In spring of 2015 I had a haiku published in issue 1 of Cacti Fur. I was especially happy that Jim Thompson, the poetry editor, liked the haiku because after I wrote it, I discovered that the world of haiku publications is a rarefied one, in which I felt myself something of an ignoramus. For example, while I was aware that the 5-7-5 syllable rule is a bit silly, since it does not properly convey the constraint of the form in its native Japanese, I didn’t know that writing English haiku in the 5-7-5 format is considered gauche in haiku expert circles.
Here is an explanation: ” . . .[M]ost haiku poets in North America have become aware that 17 English syllables convey a great deal more information than 17 Japanese syllables, and have come to write haiku in fewer syllables, most often in three segments that follow a short-long-short pattern without a rigid structure” (Keiko Imaoka, “Forms in English Haiku”).

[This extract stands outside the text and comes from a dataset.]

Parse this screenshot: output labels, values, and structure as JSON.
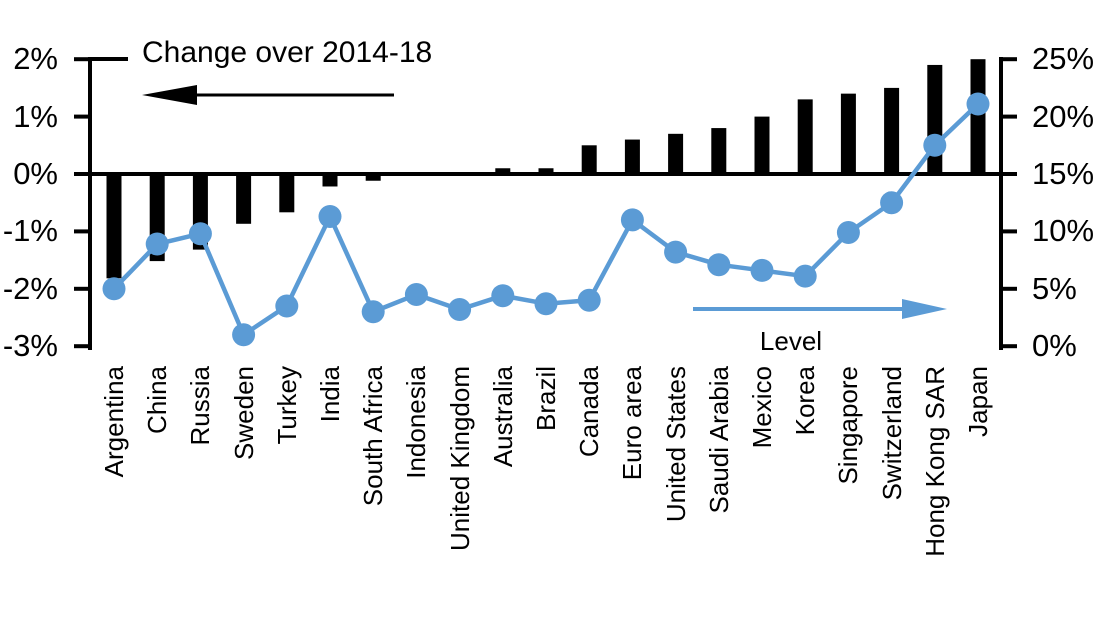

Going forward, I will certainly keep this in mind on those rare occasions when I get a wild hair to write more haiku. But in the meantime, I’m fond of my faux haiku in Cacti Fur, and proud that Jim Thompson send me an email asking if I might have anything more to submit. For a while I didn’t, but he has now accepted another submission, a prose poem called, “My parents’ books will be the death of me.” I look forward to sharing it when it is up on the Cacti Fur site.